19. April, 2024

Politik

Gerechtigkeit im Fokus: Internationale Konferenz zur strafrechtlichen Aufarbeitung von Kriegsverbrechen in der Ukraine

Gerechtigkeit im Fokus: Internationale Konferenz zur strafrechtlichen Aufarbeitung von Kriegsverbrechen in der Ukraine

In einer engagierten Videoansprache anlässlich einer international ausgerichteten Konferenz in Den Haag appellierte der ukrainische Präsident Wolodymyr Selenskyj an die internationale Staatengemeinschaft, gemeinsam gegen russische Kriegsverbrechen vorzugehen. Die klare Botschaft sei, dass Gerechtigkeit die Oberhand über die kriegerischen Handlungen des Kremls haben müsse.
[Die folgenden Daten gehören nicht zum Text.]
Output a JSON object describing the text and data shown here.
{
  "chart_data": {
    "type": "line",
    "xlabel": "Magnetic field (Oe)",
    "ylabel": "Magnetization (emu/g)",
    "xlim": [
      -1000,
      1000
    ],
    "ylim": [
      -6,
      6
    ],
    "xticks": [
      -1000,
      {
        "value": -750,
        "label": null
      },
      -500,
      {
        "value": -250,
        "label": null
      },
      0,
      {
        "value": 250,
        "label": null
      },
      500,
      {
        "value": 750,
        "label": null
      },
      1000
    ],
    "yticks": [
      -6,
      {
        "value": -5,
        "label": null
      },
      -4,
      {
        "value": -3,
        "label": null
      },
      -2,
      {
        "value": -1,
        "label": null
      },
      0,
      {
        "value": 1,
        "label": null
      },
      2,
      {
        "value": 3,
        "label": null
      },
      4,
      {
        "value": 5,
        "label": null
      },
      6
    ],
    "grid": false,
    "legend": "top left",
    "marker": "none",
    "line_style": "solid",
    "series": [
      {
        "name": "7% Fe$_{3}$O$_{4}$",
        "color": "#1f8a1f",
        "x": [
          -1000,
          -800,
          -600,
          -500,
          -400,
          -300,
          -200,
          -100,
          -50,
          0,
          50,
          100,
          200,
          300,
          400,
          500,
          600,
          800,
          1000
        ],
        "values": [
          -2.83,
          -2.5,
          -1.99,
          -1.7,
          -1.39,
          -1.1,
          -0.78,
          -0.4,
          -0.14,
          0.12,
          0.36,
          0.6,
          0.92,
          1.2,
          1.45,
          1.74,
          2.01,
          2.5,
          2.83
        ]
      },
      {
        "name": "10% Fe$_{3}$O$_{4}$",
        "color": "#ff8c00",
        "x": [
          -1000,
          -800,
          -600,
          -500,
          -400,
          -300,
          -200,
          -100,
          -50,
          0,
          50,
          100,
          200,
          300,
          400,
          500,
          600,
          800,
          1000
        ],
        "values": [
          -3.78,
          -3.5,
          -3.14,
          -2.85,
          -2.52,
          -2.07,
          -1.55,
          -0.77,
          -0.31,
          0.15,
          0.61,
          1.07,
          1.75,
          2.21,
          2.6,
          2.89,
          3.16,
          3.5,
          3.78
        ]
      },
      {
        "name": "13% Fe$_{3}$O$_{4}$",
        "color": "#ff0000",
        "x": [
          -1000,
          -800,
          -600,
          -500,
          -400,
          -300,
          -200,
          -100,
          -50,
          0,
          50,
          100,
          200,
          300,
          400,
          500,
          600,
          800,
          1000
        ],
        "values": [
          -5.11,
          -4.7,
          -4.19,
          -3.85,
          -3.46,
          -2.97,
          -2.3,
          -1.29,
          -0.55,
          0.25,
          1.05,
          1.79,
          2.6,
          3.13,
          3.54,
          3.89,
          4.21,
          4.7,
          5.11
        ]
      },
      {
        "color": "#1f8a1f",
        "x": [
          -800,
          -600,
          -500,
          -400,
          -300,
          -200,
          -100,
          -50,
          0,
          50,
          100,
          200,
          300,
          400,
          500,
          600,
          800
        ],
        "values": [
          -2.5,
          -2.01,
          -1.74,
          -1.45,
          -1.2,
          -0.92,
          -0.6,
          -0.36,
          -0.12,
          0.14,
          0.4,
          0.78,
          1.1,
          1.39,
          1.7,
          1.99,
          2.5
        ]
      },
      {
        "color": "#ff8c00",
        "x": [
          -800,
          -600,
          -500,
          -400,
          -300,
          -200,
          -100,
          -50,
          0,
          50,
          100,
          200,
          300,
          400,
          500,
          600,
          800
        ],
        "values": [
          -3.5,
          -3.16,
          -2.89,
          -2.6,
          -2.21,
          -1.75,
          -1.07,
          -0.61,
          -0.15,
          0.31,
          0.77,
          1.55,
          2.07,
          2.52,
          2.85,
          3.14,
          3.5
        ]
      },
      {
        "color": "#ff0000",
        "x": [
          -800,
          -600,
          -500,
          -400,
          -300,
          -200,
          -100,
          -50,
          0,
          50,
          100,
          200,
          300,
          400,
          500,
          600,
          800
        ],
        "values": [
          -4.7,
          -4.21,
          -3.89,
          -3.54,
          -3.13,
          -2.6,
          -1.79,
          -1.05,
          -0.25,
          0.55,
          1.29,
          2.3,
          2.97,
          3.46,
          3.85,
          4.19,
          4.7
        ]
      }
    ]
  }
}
In Erinnerung gebracht wurden die dunklen Stunden des Konflikts durch die Rede des ukrainischen Außenministers Dmytro Kuleba, der auf das brutale Massaker an Zivilisten in Butscha verwies. Das Ereignis sei zu einem düsteren Symbol der russischen Schrecken in der Ukraine avanciert und habe das globale Bewusstsein für das dort geschehene Leid geschärft.

Die Konferenz selbst, an der europäische Minister und Justizexperten teilnahmen, diente der Besprechung aktueller Fortschritte bei der Ahndung von Kriegsverbrechen, die im Zuge des russischen Angriffskriegs begangen wurden. Unterstützung erfährt die ukrainische Seite dabei von ihren Alliierten und der Europäischen Kommission, die darauf abzielen, die Verantwortlichen vor Gericht zu bringen und Russland zur Entschädigungszahlung für die angerichteten Schäden heranzuziehen.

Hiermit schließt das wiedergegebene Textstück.